Clinical Pathology: General Principles, Lab Management, Clinical Chemistry

• Decreased serum levels of 1,25(OH)-vitamin D are seen in renal failure, hyperphosphatemia, hypomagnesemia, hypoparathyroidism, pseudohypoparathyroidism (PHP), vitamin Ddependent rickets (type I), and hypercalcemia of malignancy.

• Increased levels of 1,25(OH)-vitamin D are seen in granulomatous diseases (e.g., sarcoidosis), primary hyperparathyroidism, lymphoma, 1,25(OH)-vitamin D intoxication, and vitamin D–dependent rickets (type II).

• 25(OH)-vitamin D has a relatively long half-life (i.e., 2 weeks), is bound tightly to vitamin D–binding protein (VDBP), and is used to determine a patient’s vitamin D status. Renal production of 1,25(OH)-vitamin D is normally tightly regulated by parathyroid hormone (PTH), serum calcium and phosphate levels, and fibroblast growth factor 23(FGF23). 1,25(OH)-vitamin D has a relatively short half-life (0.5 day) and is bound less tightly to VDBP than 25(OH)-vitamin D. 1,25(OH)-vitamin D measurements are indicated only in certain cases, such as those mentioned above.

• 1,25(OH)-vitamin D can be measured in serum and plasma by radioimmunoassay (RIA), enzyme-linked immunosorbent assay (ELISA), and liquid chromatography–tandem mass spectrometry (LC-MS/MS).

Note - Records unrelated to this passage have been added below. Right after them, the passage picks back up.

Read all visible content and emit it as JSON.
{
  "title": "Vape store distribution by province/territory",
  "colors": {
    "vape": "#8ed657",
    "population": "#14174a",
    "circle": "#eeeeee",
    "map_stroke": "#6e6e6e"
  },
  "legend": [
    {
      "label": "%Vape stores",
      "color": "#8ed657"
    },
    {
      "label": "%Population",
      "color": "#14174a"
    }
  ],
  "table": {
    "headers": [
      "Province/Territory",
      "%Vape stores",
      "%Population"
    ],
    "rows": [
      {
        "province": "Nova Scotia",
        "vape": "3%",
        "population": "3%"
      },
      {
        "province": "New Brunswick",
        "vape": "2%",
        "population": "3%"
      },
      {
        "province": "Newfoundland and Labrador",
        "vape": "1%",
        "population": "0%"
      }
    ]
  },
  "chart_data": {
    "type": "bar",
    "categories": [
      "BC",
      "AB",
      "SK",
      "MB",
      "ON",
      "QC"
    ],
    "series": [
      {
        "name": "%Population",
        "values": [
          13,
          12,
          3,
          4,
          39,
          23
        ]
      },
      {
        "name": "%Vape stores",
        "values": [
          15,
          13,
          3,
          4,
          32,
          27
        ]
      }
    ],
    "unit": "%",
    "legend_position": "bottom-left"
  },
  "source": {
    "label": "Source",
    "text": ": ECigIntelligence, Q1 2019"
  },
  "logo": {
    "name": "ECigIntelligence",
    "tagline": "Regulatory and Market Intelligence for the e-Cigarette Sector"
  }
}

• The mechanism producing elevated 1,25(OH)-vitamin D levels in sarcoidosis is increased conversion of 25(OH)-vitamin D to 1,25(OH)-vitamin D by extrarenal 1-α-hydroxylase, which is expressed in activated macrophages.

Holick M: Vitamin D Deficiency. N Engl J Med 2007;357(3):266–281.

Zhang JTW, Chan C, Kwun SY, et al: A case of severe 1,25-dihydroxyvitamin D-mediated hypercalcemia due to a granulomatous disorder. J Clin Endocrinol Metab 2012;97(8):2579–2583.

Adams J, Hewinson M: Extrarenal expression of the 25-hydroxyvitamin D-1-hydroxylase. Arch Biochem Biophys 2012;523:95–102.